R: Queremos que esse contingente seja chamado, mas não depende somente de nós, e sim de um decreto presidencial.

– Qual o deficit real de servidores do INSS?

R: Não há como dar um número fechado… Já tivemos 42 mil servidores e hoje temos 18 mil. Chamamos mil concursado para reforçar a força de trabalho do INSS e contamos com a sensibilidade do governo em chamar o cadastro de reserva (2.144). A automação também tem sido grande aliada na análise de requerimentos respondendo por 35% dos processos.

– No início de julho, o bônus de produtividade a servidores do INSS voltou, com um orçamento de R$ 129 milhões. No entanto, uma auditoria da Controladoria-Geral da União analisou que a medida, entre 2019 e 2022, não resultou na eficácia esperada e ainda reduziu a qualidade de análise dos processos.
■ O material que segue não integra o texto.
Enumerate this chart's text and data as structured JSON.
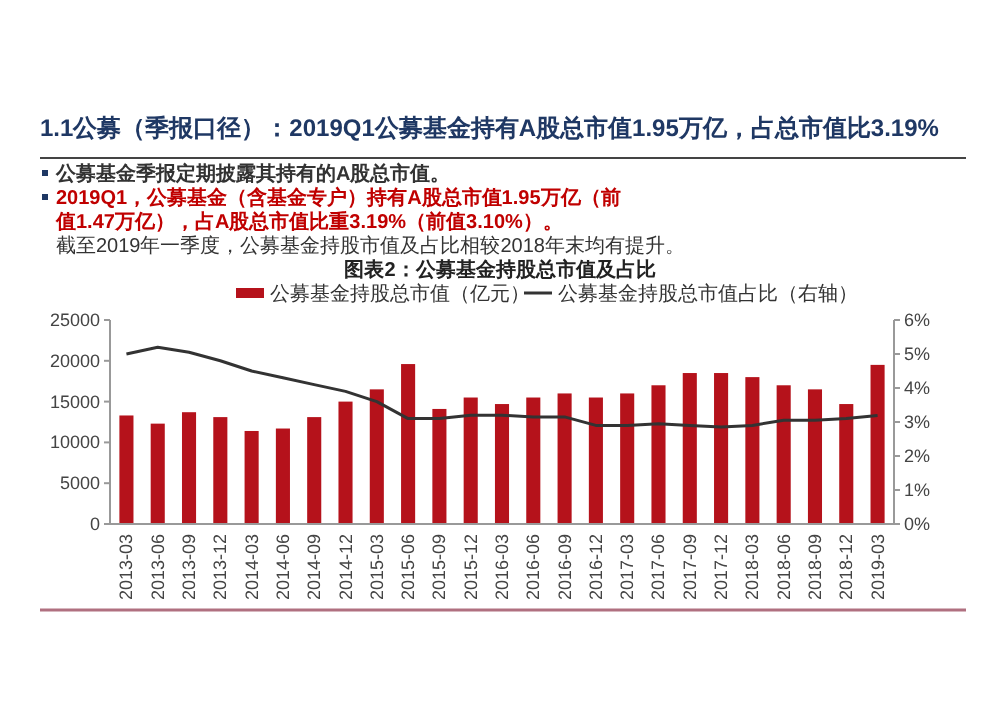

Ainda que se trate da gestão anterior, a CGU recomendou que, em caso de renovação da iniciativa, o INSS deveria adotar critérios para análise dos processos e de avaliação da qualidade, com vistas à redução de custos. O que o INSS está fazendo para evitar que os problemas se repitam?
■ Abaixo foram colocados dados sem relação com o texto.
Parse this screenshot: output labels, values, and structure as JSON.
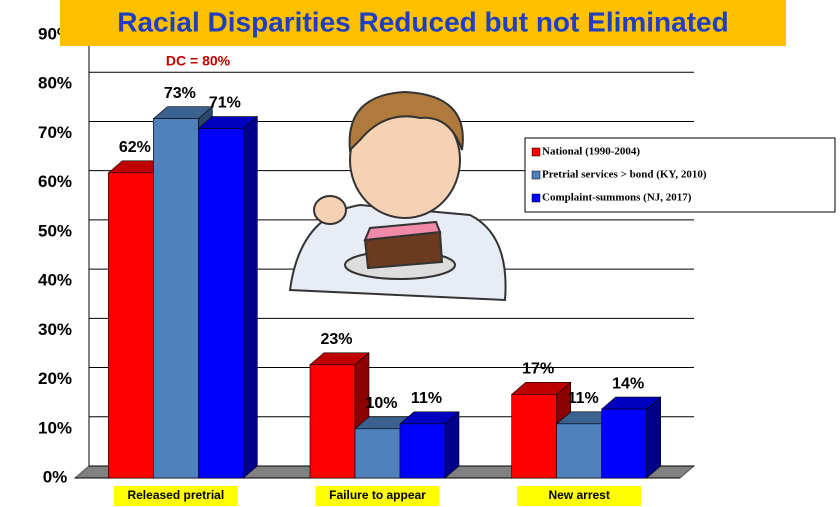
{
  "chart_data": {
    "type": "bar3d",
    "title": "Racial Disparities Reduced but not Eliminated",
    "annotation": "DC = 80%",
    "categories": [
      "Released pretrial",
      "Failure to appear",
      "New arrest"
    ],
    "series": [
      {
        "name": "National (1990-2004)",
        "color": "#ff0000",
        "values": [
          62,
          23,
          17
        ],
        "value_labels": [
          "62%",
          "23%",
          "17%"
        ]
      },
      {
        "name": "Pretrial services > bond (KY, 2010)",
        "color": "#4f81bd",
        "values": [
          73,
          10,
          11
        ],
        "value_labels": [
          "73%",
          "10%",
          "11%"
        ]
      },
      {
        "name": "Complaint-summons (NJ, 2017)",
        "color": "#0000ff",
        "values": [
          71,
          11,
          14
        ],
        "value_labels": [
          "71%",
          "11%",
          "14%"
        ]
      }
    ],
    "ylim": [
      0,
      90
    ],
    "yticks": [
      {
        "value": 0,
        "label": "0%"
      },
      {
        "value": 10,
        "label": "10%"
      },
      {
        "value": 20,
        "label": "20%"
      },
      {
        "value": 30,
        "label": "30%"
      },
      {
        "value": 40,
        "label": "40%"
      },
      {
        "value": 50,
        "label": "50%"
      },
      {
        "value": 60,
        "label": "60%"
      },
      {
        "value": 70,
        "label": "70%"
      },
      {
        "value": 80,
        "label": "80%"
      },
      {
        "value": 90,
        "label": "90%"
      }
    ],
    "grid": true
  }
}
R: Não se pode comparar o programa atual com o que foi implementado no governo anterior, eles são distintos. Antes de fechar a versão preliminar do relatório- a CGU apresentou os resultados ao Ministério da Previdência Social, o que contribuiu na construção do novo programa de produtividade e na delimitação de mecanismos de acompanhamento e de controle mais robustos. Como por exemplo: foram estabelecidos critérios claros em relação aos processos de trabalho que serão incluídos nas análises. Os servidores estão limitados a 15 análises no contraturno, o que pode resultar acréscimo de até R$ 10.064 por mês. Existe um limite tanto de trabalho por pessoa quanto de bonificação. Colocamos esse limite exatamente para proteger o servidor porque é natural que pessoas com alguma necessidade financeira acabem vendo no programa a saída do problema e trabalhem muitas horas.